Quand la France ne fait plus rêver · L’exemple du Niger

Antonin Tisseron, chercheur associé à l’Institut Thomas More


Juin 2016 • Note d’actualité 38 •


Le Niger, pays particulièrement exposé à la menace jihadiste qui pèse sur la bande sahélo-saharienne, est généralement considéré en France comme un partenaire fiable et conscient des enjeux sécuritaires. Vue du Niger cependant, hors des alcôves du pouvoir, la relation franco-nigérienne est marquée depuis quelques années par une nette dégradation. Et si cette dernière n’est pas inexorable, elle ne saurait être négligée. D’autant que le Niger ne fait pas exception…


Les 16 et 17 janvier 2015, après la publication en une de caricatures de Mahomet par le journal Charlie Hebdo, des émeutes particulièrement violentes touchaient des lieux de cultes chrétiens, des bars et des commerces, dans les villes de Niamey et de Zinder principalement. Le bilan du week-end est lourd : des morts, une vingtaine d’églises et de temples brûlés sur l’ensemble du territoire, des débits de boisson saccagés, des points de vente de cartes téléphoniques Orange vandalisés, le centre culturel français de Zinder incendié, des magasins pillés, à Agadez le siège du parti du président Mahamadou Issoufou (PNDS) attaqué…
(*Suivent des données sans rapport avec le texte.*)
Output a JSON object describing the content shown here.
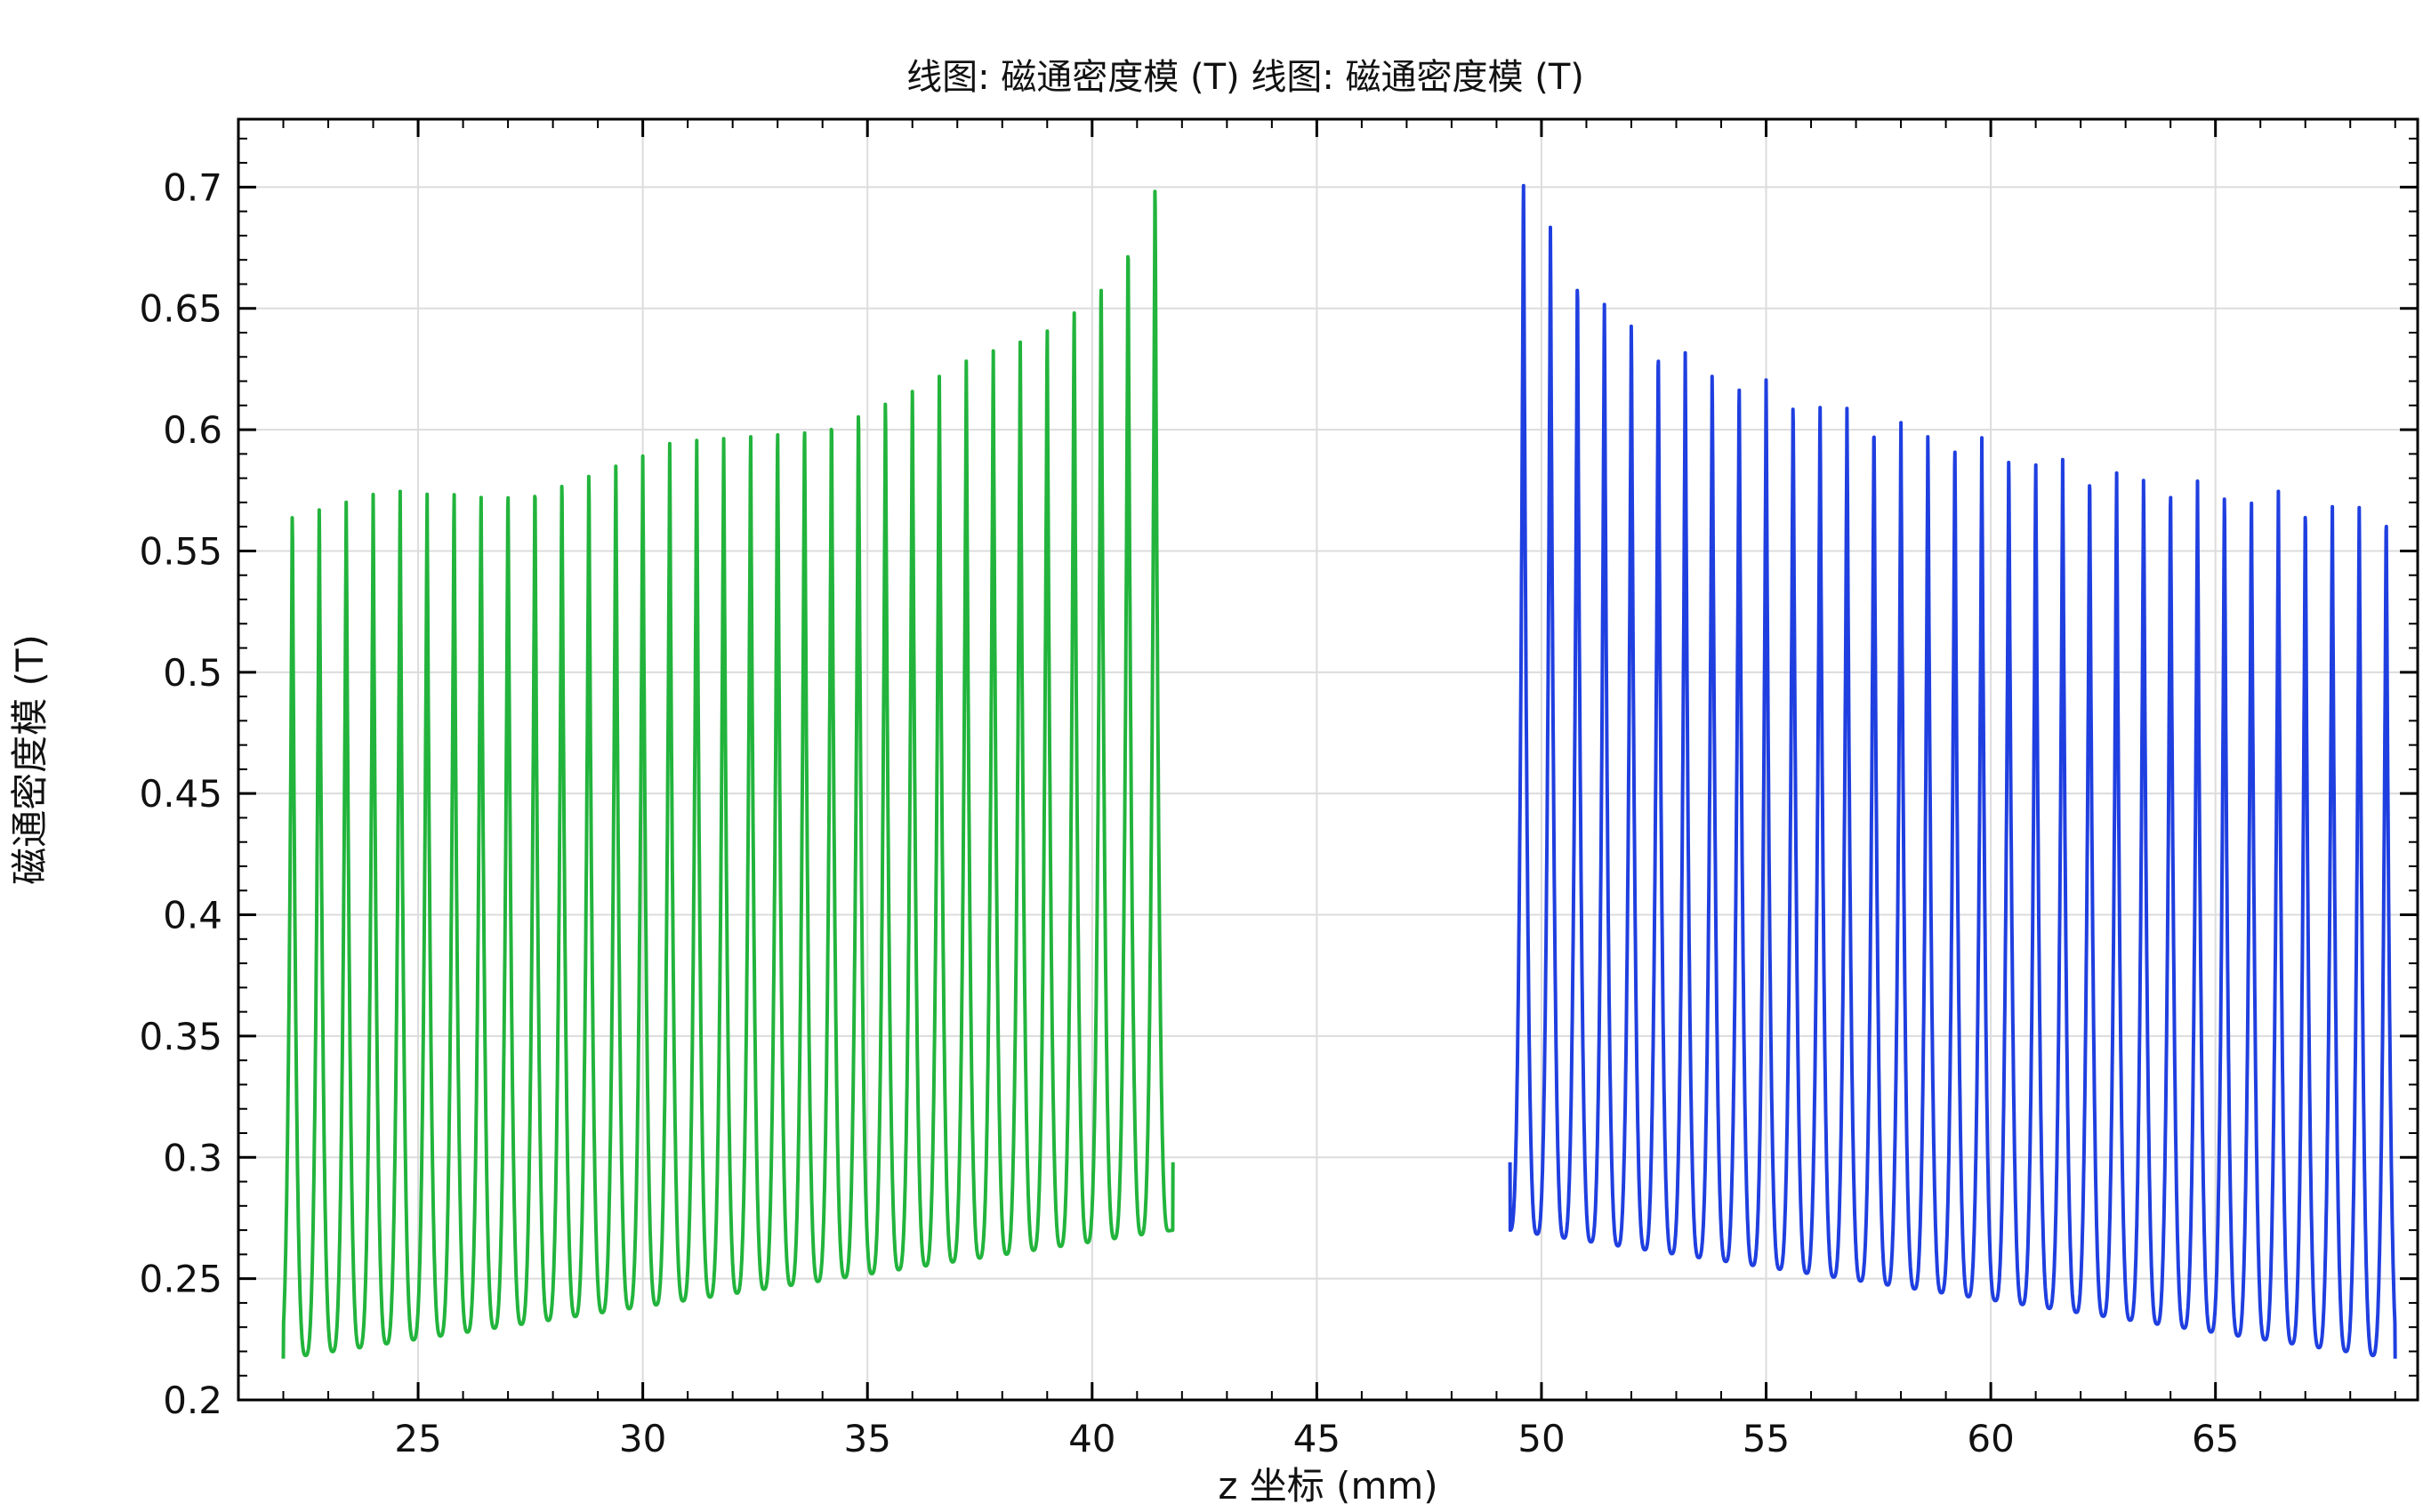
{
  "chart_data": {
    "type": "line",
    "title": "线图: 磁通密度模 (T)  线图: 磁通密度模 (T)",
    "xlabel": "z 坐标 (mm)",
    "ylabel": "磁通密度模 (T)",
    "xlim": [
      21.0,
      69.5
    ],
    "ylim": [
      0.2,
      0.728
    ],
    "xticks": [
      "25",
      "30",
      "35",
      "40",
      "45",
      "50",
      "55",
      "60",
      "65"
    ],
    "yticks": [
      "0.2",
      "0.25",
      "0.3",
      "0.35",
      "0.4",
      "0.45",
      "0.5",
      "0.55",
      "0.6",
      "0.65",
      "0.7"
    ],
    "grid": true,
    "legend": "none",
    "series": [
      {
        "color": "#22b43c",
        "x_start": 22.0,
        "x_end": 41.8,
        "period": 0.615,
        "peak_x": [
          22.2,
          22.8,
          23.4,
          24.0,
          24.6,
          25.2,
          25.8,
          26.4,
          27.0,
          27.6,
          28.2,
          28.8,
          29.4,
          30.0,
          30.6,
          31.2,
          31.8,
          32.4,
          33.0,
          33.6,
          34.2,
          34.8,
          35.4,
          36.0,
          36.6,
          37.2,
          37.8,
          38.4,
          39.0,
          39.6,
          40.2,
          40.8,
          41.4
        ],
        "peak_y": [
          0.571,
          0.572,
          0.573,
          0.574,
          0.576,
          0.577,
          0.579,
          0.58,
          0.582,
          0.584,
          0.586,
          0.588,
          0.59,
          0.592,
          0.595,
          0.597,
          0.6,
          0.603,
          0.606,
          0.609,
          0.612,
          0.615,
          0.618,
          0.621,
          0.625,
          0.629,
          0.634,
          0.64,
          0.647,
          0.657,
          0.669,
          0.685,
          0.71
        ],
        "min_y_start": 0.217,
        "min_y_end": 0.27,
        "start_y": 0.217,
        "end_y": 0.298
      },
      {
        "color": "#1f3fe0",
        "x_start": 49.3,
        "x_end": 69.0,
        "period": 0.615,
        "peak_x": [
          49.6,
          50.2,
          50.8,
          51.4,
          52.0,
          52.6,
          53.2,
          53.8,
          54.4,
          55.0,
          55.6,
          56.2,
          56.8,
          57.4,
          58.0,
          58.6,
          59.2,
          59.8,
          60.4,
          61.0,
          61.6,
          62.2,
          62.8,
          63.4,
          64.0,
          64.6,
          65.2,
          65.8,
          66.4,
          67.0,
          67.6,
          68.2,
          68.8
        ],
        "peak_y": [
          0.71,
          0.685,
          0.669,
          0.657,
          0.647,
          0.64,
          0.634,
          0.629,
          0.625,
          0.621,
          0.618,
          0.615,
          0.612,
          0.609,
          0.606,
          0.603,
          0.6,
          0.597,
          0.595,
          0.592,
          0.59,
          0.588,
          0.586,
          0.584,
          0.582,
          0.58,
          0.579,
          0.577,
          0.576,
          0.574,
          0.573,
          0.572,
          0.571
        ],
        "min_y_start": 0.27,
        "min_y_end": 0.217,
        "start_y": 0.298,
        "end_y": 0.217
      }
    ]
  }
}
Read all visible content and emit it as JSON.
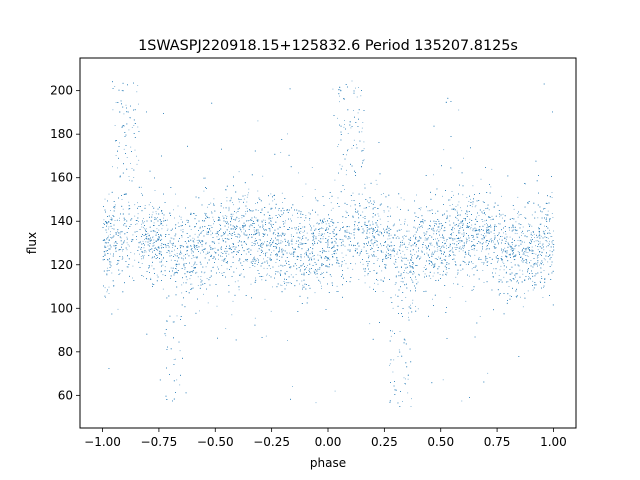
{
  "chart_data": {
    "type": "scatter",
    "title": "1SWASPJ220918.15+125832.6 Period 135207.8125s",
    "xlabel": "phase",
    "ylabel": "flux",
    "xlim": [
      -1.1,
      1.1
    ],
    "ylim": [
      45,
      215
    ],
    "x_ticks": [
      -1.0,
      -0.75,
      -0.5,
      -0.25,
      0.0,
      0.25,
      0.5,
      0.75,
      1.0
    ],
    "x_tick_labels": [
      "−1.00",
      "−0.75",
      "−0.50",
      "−0.25",
      "0.00",
      "0.25",
      "0.50",
      "0.75",
      "1.00"
    ],
    "y_ticks": [
      60,
      80,
      100,
      120,
      140,
      160,
      180,
      200
    ],
    "y_tick_labels": [
      "60",
      "80",
      "100",
      "120",
      "140",
      "160",
      "180",
      "200"
    ],
    "grid": false,
    "legend": "none",
    "point_color": "#1f77b4",
    "phase_range": [
      -1.0,
      1.0
    ],
    "baseline_flux": 130,
    "core_spread": 10,
    "dense_band": [
      105,
      160
    ],
    "flare_phases": [
      -0.9,
      0.1
    ],
    "flare_peak_flux": 205,
    "dip_phases": [
      -0.68,
      0.32
    ],
    "dip_min_flux": 55,
    "series": [
      {
        "type": "scatter",
        "color": "#1f77b4",
        "phase_summary": [
          {
            "phase": -1.0,
            "median": 128,
            "low": 105,
            "high": 150
          },
          {
            "phase": -0.9,
            "median": 132,
            "low": 110,
            "high": 205
          },
          {
            "phase": -0.75,
            "median": 130,
            "low": 105,
            "high": 160
          },
          {
            "phase": -0.68,
            "median": 128,
            "low": 55,
            "high": 158
          },
          {
            "phase": -0.5,
            "median": 127,
            "low": 108,
            "high": 150
          },
          {
            "phase": -0.25,
            "median": 130,
            "low": 105,
            "high": 160
          },
          {
            "phase": 0.0,
            "median": 128,
            "low": 105,
            "high": 150
          },
          {
            "phase": 0.1,
            "median": 132,
            "low": 110,
            "high": 205
          },
          {
            "phase": 0.25,
            "median": 130,
            "low": 105,
            "high": 160
          },
          {
            "phase": 0.32,
            "median": 128,
            "low": 55,
            "high": 158
          },
          {
            "phase": 0.5,
            "median": 127,
            "low": 108,
            "high": 150
          },
          {
            "phase": 0.75,
            "median": 130,
            "low": 105,
            "high": 160
          },
          {
            "phase": 1.0,
            "median": 128,
            "low": 105,
            "high": 150
          }
        ]
      }
    ]
  }
}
Ces émeutes ont constitué un électrochoc. Non parce que les symboles de la France et du parti au pouvoir ont été attaqués, ce qui reste somme toute un classique de nombre de manifestations en Afrique francophone. Mais outre leur caractère particulièrement violent et structuré ainsi que le rôle joué par des imams dans leur déclenchement, elles sont les premières du Niger durant lesquelles la religion chrétienne a été attaquée de cette façon. Dans cette perspective, elles ont été associées aux excroissances dans le pays de la secte Boko Haram et à la montée d’acteurs religieux radicaux ayant occupé le vide laissé par l’État : prêcheurs, prédicateurs, imams formés à l’école des Izala, mouvement venu du Nord du Nigéria et largement inspiré de la théologie wahhabite saoudienne ainsi que par les pratiques réformistes salafistes. « Une idéologie salafiste radicale a […] peu à peu fait son trou au sein de la société nigérienne, observe l’anthropologue franco-nigérien Jean-Pierre Olivier de Sardan. Elle a pu se développer en surfant sur la vague wahhabite, autrement dit un islam fondamentaliste qui a déferlé sur le Niger et les pays sahéliens depuis une bonne vingtaine d’années, promu par l’Arabie saoudite et le Qatar, à coups de financements massifs, de formations de clercs et de propagande médiatique ».

Par-delà cette évolution religieuse, le poids politique croissant d’acteurs religieux – qualifiés parfois « de première force d’opposition » – et l’absence d’encadrement par les représentants d’un État critiqué et en mal de légitimité populaire, ces manifestations posent la question de l’évolution de l’image de la France dans le pays. La lecture reposant sur l’instrumentalisation par l’opposition ou divers meneurs tend en effet à occulter une hostilité croissante à l’égard de la France dépassant les simples facteurs religieux ou un terreau favorable résultant de la pauvreté, du rejet d’un modèle occidental d’éducation et de développement, ou encore d’un islam radical justifiant le recours à la violence et permettant à des prédicateurs de disposer d’un « effet de levier » sur leurs fidèles. Comme le constatait devant un journaliste un expatrié français dans le pays, « les manifestants ont attaqué les symboles des intérêts français, comme si les Églises évangéliques et catholiques pouvaient être associées à ces mêmes intérêts… ». Ce propos mérite d’être nuancé au regard des cibles attaquées et de la présence parmi les manifestants de pillards. Ceci étant, il rappelle que nombre d’émeutiers ont ciblé prioritairement la France et ce qui symbolisait sa présence et son influence.